Aakash Gupta@aakashgupta
Tiger Global just valued a bagel shop at $300 million. And the math actually makes sense if you stare at it long enough.
PopUp Bagels started in 2020 out of a kitchen in Westport, Connecticut. Adam Goldberg was baking bagels for neighbors during the pandemic. Five years later, Tiger Global closed a deal in late March that values the company at 5x what it was worth five months ago.
The unit economics are what caught Tiger's attention. Average transaction over $24. Five bagel varieties. Three schmears. 55 total SKUs while competitors run 200-300. Stores are 1,000-1,200 square feet. Each location hires 10-15 employees instead of the 50-60 a typical QSR needs. No ice machines. No soda fountains. No fryers.
They don't sell individual bagels. You buy packs of three, six, or twelve. You grip, rip, and dip. That constraint does two things simultaneously: it raises average order value above the threshold where a small-format store prints money, and it creates a ritual that photographs well. Every customer becomes a content creator.
The franchise math: $330K-$810K to open, $35K franchise fee, 6% royalty. They've signed 300 franchise units with fewer than 15 operators. That's roughly 20 stores per operator. Experienced multi-unit franchisees running large territories, not first-timers buying a single shop. About 30 locations open now, targeting 100 by end of 2027.
Celebrity investors include Paul Rudd, JJ Watt, Michael Phelps, Michael Strahan. Stripes bought a majority stake in 2023 and brought in a real CEO, Tory Bartlett, in late 2024. Adam Sandler has a dedicated phone at one of the New York shops to call in orders. They literally call it "the Sandler Phone."

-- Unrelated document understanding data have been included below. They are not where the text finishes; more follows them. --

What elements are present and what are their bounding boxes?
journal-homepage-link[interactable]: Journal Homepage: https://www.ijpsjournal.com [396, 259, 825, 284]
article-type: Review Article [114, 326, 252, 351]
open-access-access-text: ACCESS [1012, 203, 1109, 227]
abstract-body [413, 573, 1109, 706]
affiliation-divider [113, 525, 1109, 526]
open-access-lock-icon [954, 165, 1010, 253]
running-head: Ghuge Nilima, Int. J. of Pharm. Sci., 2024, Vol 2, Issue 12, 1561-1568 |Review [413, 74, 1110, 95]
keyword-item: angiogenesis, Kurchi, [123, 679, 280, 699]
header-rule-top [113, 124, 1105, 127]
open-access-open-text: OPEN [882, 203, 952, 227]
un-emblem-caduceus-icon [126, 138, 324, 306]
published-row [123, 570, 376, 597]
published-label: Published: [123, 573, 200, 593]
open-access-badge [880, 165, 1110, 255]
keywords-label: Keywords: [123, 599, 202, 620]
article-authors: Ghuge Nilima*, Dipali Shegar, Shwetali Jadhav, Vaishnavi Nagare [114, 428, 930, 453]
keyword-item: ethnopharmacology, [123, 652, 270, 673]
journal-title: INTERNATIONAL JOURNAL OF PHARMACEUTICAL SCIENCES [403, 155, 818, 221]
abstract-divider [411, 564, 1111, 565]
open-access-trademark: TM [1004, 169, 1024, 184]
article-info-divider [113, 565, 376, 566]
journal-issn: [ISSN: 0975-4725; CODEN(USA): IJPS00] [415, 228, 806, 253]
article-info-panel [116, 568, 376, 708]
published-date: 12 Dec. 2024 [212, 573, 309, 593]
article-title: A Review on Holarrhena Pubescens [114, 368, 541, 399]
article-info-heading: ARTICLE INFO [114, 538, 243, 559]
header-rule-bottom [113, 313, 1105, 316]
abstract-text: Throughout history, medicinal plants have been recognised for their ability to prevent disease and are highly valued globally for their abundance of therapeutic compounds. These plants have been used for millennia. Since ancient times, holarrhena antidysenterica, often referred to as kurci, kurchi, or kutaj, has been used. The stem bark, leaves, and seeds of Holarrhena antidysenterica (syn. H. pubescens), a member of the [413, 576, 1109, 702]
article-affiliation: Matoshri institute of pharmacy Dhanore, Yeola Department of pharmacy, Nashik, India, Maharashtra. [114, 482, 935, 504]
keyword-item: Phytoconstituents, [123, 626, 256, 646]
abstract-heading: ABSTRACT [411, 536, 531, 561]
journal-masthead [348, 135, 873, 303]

Here's what Tiger Global sees. The same firm that backed Meta, invested in OpenAI and Waymo, has been exiting 85+ companies from its most recent fund to concentrate on fewer, higher-conviction bets. They looked at a bagel company and decided it belonged in that concentrated portfolio.
The $300 million number only works if you believe 300 franchise locations actually open and hit the projected unit economics. At an estimated $6M revenue per location and 18% margins, 100 operating stores would generate roughly $108M in systemwide profit. At 300, you're approaching the kind of numbers that make $300M look cheap.
The real question is whether the hype survives national scale. PopUp Bagels built its brand on scarcity, long lines, and social media energy. Every franchise system in history has faced the tension between exclusivity and expansion. Levain Bakery, funded by the same firm Stripes, is the closest comparable, and it stayed small.
Tiger's betting the ritual travels. That the 1,100 square foot format, the five-SKU simplicity, and the $24 average ticket create something that works in Tampa the same way it works in Greenwich Village.
If they're right, this is the most capital-efficient restaurant concept of the decade. If they're wrong, it's a $300 million lesson in the difference between a brand and a business.